En exteriores, el catering suele operar desde camiones o carpas especialmente acondicionadas. Los camiones cocina están equipados con hornos, planchas, frigoríficos y sistemas de almacenamiento que cumplen normas sanitarias estrictas. Si el acceso es complicado, a veces se cocina en una base cercana y se transporta la comida caliente o refrigerada en contenedores térmicos hasta el set. Mantener la cadena de frío y las temperaturas adecuadas es fundamental, porque un problema alimentario puede dejar fuera de juego a medio equipo y paralizar el rodaje.

La jornada suele dividirse en varios servicios, tal y como nos dicen los cocineros de La Frolita, quienes nos apuntan que, por un lado, está el desayuno, que en rodajes con llamadas muy tempranas puede servirse antes del amanecer. No es raro que el catering empiece a trabajar de madrugada para que, cuando lleguen técnicos, actores y equipo de producción, haya café caliente y comida lista. Después está la comida principal, que normalmente se programa a mitad de la jornada. En cine existe incluso el concepto de “la sexta hora”: si el equipo no ha podido parar a comer antes de seis horas desde el inicio, la producción puede enfrentarse a penalizaciones laborales, así que coordinar este momento es vital.

Entre medias, el llamado ‘craft service’ o mesa de tentempiés permanece activa durante todo el día. Es un espacio con fruta, snacks, bebidas, café y opciones rápidas que ayudan a mantener la energía entre toma y toma. En exteriores, esta mesa debe protegerse del sol, el viento o el polvo, y reponerse constantemente. Parece un detalle menor, pero influye mucho en el bienestar del equipo, sobre todo en condiciones duras de frío o calor.

Otro aspecto clave es la adaptación al entorno, puesto que, si se rueda en plena naturaleza, hay que ser extremadamente cuidadoso con la gestión de residuos. El catering trabaja con sistemas de recogida selectiva, reduce al máximo el uso de plásticos de un solo uso y se coordina con el equipo de localizaciones para dejar el lugar tal y como se encontró. También se instalan zonas de comedor con sombra o calefacción portátil, según el clima, porque comer sentado y en condiciones dignas ayuda a que el equipo descanse de verdad.

¿Qué alimentos suelen incluir este tipo de caterings?

El catering de un rodaje en exteriores está pensado para algo muy concreto: dar energía constante sin dejar a la gente pesada ni medio dormida. Se busca comida sabrosa, fácil de servir a mucha gente y que aguante bien el paso de las horas. En este sentido, en las comidas principales suele haber platos bastante equilibrados y, normalmente, se encuentran proteínas variadas como pollo a la plancha, guisos de ternera, pescado al horno o hamburguesas. La idea es que haya opciones contundentes, pero no excesivamente grasas, porque después de comer el equipo tiene que volver a cargar cámaras, focos o repetir escenas mil veces.

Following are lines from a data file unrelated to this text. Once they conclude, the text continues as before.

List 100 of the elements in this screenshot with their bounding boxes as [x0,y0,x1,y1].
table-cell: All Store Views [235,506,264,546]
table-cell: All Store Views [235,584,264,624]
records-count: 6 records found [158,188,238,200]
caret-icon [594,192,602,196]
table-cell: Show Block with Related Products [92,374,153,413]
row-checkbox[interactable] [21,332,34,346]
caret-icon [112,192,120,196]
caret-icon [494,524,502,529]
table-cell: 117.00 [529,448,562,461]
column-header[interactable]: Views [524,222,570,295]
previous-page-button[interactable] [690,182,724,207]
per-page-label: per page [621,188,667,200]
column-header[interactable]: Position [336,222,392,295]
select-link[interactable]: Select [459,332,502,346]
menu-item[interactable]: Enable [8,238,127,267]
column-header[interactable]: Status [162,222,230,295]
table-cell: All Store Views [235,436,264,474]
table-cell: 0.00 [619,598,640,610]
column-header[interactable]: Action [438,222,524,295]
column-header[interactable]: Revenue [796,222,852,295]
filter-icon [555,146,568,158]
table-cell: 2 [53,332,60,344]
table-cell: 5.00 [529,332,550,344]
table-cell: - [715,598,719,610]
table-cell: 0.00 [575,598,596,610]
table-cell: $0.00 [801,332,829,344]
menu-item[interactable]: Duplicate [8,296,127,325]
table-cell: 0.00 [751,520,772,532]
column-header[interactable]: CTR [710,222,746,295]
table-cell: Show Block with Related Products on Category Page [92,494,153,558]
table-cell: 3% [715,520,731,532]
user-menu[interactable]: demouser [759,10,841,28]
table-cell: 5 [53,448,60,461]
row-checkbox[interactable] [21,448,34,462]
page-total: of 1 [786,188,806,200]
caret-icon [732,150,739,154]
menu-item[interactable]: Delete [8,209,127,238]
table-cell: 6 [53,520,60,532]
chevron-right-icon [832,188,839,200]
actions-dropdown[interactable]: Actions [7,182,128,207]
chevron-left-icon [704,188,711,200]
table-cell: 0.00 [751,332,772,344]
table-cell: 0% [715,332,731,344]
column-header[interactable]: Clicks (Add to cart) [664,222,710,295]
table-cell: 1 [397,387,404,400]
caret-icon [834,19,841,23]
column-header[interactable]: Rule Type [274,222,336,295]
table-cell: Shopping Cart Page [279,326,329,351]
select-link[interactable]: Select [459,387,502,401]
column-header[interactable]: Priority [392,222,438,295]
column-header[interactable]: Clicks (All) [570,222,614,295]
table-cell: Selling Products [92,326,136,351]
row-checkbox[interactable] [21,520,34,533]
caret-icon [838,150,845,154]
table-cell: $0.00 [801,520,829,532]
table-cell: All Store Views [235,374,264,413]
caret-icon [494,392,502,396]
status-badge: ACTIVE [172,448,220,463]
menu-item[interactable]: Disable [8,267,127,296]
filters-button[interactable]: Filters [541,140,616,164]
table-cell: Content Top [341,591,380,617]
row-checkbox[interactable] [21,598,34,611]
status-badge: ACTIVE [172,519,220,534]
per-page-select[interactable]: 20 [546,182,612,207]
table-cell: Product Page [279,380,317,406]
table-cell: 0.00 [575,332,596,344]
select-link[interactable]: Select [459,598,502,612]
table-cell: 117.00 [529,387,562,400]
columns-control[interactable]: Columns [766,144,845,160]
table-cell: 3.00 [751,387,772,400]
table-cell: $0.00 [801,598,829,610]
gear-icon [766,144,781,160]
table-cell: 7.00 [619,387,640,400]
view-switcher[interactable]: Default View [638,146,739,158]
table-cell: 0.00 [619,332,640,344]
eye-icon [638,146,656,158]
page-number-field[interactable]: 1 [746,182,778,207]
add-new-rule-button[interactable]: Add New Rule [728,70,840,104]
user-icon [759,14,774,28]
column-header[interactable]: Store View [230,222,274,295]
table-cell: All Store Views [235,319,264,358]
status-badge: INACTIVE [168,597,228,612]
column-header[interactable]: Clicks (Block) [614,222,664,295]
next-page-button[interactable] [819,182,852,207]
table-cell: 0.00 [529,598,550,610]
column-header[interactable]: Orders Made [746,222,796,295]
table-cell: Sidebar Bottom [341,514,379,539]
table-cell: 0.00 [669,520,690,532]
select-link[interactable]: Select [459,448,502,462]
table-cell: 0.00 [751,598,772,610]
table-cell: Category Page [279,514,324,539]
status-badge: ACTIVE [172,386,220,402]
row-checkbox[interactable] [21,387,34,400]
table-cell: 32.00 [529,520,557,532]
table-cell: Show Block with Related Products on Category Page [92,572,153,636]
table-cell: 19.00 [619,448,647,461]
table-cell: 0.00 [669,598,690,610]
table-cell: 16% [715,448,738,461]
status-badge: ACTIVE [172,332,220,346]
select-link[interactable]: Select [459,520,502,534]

Como acompañamiento, casi siempre hay hidratos de carbono que den energía duradera: arroz, pasta, patatas asadas o cocidas, couscous, quinoa…, ya que no solo llenan, sino que también son fáciles de preparar en grandes cantidades y se mantienen bien en caliente. Además, las verduras son básicas, por lo que suele haber verduras asadas, salteadas o al vapor, además de ensaladas completas. Estas no son solo decorativas, ya que mucha gente del equipo prefiere comidas más ligeras para no trabajar con sensación de pesadez, sobre todo en rodajes con calor.

También es muy común que haya una zona de comida tipo buffet donde cada uno se monta su plato según hambre, gustos o necesidades dietéticas. Aquí entran opciones vegetarianas, veganas y sin gluten, que ya no son algo raro sino parte estándar del servicio. Platos como curry de verduras, legumbres guisadas, tofu marinado o hamburguesas vegetales aparecen cada vez más.